Last year Boston Borough Council teamed up with Primary Engineer – a national not-for-profit organisation which is bridging the gap between industry and education – to inspire children to see themselves as problem-solvers of the future. And last week we held a Celebration Event at Boston College with Primary Engineer where practical testing and judging was made on the children’s creations.

The Primary Engineer programme develops engineering skills for teachers, bringing engineering into the school classroom and offering all UK schools the chance to participate in the “Leaders Award”, the largest engineering design competition for children of all ages in the country.

Initially school teachers from around the borough were invited to a structure, mechanism and basic electrics course which was introduced by Matt Warman, MP, and was broadcast live on BBC Radio Lincolnshire’s ‘Scott Dalton Show’.

Held at MetsaWood, it was a unique and inspiring space where teachers joined by local engineers from RAF, MOD, MetsaWood and Mastenbroeks were all partnered with the schools supporting in the classroom and training was delivered with varying levels of complexity relevant to children’s ages and aligned to requirements of the national curriculum.

Groups of children from nine different primary schools in the borough attended the celebration event bringing along their designs, portfolios and creations to put before the judges before putting their models through the practical testing. The Children were tasked with building from scratch vehicles, which would propel themselves.

At the end of the day, after the scoring had been done, runners-up and winners were announced and presented with certificates and medals by the Leader of the council, Cllr Michael Cooper, and Lydia Fairman from Network Rail.

Chris Rochester, from Primary Engineer, thanked everyone for taking part and getting involved with the project. He said: “I am pleased to see so many fantastic skills you’ve all developed, we have all been really, really impressed.” 

Cllr Cooper said: “It is incredible what you have all done, keep it up kids because it’s really worth it. In engineering you can do so many things. It is a massive part of life and is just great to get into. Well done everyone.”

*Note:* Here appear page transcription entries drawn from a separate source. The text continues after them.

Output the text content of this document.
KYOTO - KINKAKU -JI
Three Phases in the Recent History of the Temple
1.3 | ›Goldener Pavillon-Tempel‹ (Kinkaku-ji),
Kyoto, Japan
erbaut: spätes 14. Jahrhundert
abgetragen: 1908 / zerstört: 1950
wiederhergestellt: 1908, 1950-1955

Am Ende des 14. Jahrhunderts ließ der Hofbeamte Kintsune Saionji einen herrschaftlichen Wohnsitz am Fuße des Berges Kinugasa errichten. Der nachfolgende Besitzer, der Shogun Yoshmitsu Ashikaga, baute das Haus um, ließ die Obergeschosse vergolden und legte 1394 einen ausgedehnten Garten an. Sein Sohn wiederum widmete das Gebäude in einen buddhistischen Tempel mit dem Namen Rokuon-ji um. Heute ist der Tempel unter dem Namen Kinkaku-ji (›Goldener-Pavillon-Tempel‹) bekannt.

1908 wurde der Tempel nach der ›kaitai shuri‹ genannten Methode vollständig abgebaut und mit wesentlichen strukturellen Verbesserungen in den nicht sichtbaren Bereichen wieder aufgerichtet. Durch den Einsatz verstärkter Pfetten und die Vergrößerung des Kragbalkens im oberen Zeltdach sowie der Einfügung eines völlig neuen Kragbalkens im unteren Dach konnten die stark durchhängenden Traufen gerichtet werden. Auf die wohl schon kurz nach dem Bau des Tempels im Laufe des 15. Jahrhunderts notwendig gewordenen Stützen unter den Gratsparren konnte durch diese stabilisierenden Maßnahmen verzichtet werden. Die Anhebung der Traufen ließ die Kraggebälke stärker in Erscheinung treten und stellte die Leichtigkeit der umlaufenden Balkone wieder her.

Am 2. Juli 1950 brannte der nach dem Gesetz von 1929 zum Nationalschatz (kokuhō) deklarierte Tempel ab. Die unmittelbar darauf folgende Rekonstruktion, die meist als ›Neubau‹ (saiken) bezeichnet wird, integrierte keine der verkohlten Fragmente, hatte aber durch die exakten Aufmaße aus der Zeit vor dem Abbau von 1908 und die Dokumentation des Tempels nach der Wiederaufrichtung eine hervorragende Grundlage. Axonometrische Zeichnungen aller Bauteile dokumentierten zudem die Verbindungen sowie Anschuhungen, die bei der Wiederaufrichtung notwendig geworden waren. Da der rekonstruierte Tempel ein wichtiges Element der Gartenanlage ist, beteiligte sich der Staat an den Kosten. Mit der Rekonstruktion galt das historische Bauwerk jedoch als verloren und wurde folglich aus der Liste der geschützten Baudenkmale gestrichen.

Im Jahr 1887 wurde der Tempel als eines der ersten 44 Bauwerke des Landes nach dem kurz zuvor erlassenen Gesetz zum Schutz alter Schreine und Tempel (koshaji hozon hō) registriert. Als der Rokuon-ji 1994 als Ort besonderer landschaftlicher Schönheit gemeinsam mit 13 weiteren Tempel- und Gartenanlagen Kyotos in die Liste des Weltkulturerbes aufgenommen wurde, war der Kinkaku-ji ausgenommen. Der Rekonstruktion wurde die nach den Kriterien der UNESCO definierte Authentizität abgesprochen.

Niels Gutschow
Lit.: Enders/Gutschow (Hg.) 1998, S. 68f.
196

Assistant head teacher, Kirstyn Brennan from New Leake Primary School, told how the whole package had a massive impact on learning – applying skills, maths, teamwork and with a local company working together adding up to a massive achievement. Steve, from Mastenbroeks, visited a few times to help with ideas and problem solving and was even there when they had their latest Ofsted visit. In their “outstanding” Ofsted report, it stated, “Leaders and teachers are committed to providing pupils with a wealth of learning opportunities that they may not typically encounter. The curriculum is stimulating and helps to broaden pupils’ horizons.”

The whole of St George’s Preparatory School took part in this project. They had a mini competition at school where the winners were chosen to go to the Primary Engineer Celebration event while the runners-up had a small event at school at the same time.

Boston Pioneers Academy pupils from years 3, 4 and 5 took part in an after-school club to produce their models. School teacher, Mr James Woods, said: “First of all they had to be taught how to use the tools for this skill-based work, including mini saws, and hammers. They worked in groups of three and were amazed by their achievements.

The biggest wow factor was when they put the two pieces of metal together and it actually moved.”

Economic Development Manager at Boston Borough Council, Clive Gibbon, said: ““It’s hugely important that we invest in our young people and this type of exposure to valuable STEM skills will only increase the breadth of opportunities available to them locally and give our business community the confidence to commit to the borough long term. Delivering initiatives like Primary Engineer across all levels of our local education system will undoubtedly raise the profile as a place to invest. Boston Borough Council’s Cabinet see skills development integral to business development and investment and through their whole-hearted support of funding can projects like these come to fruition.”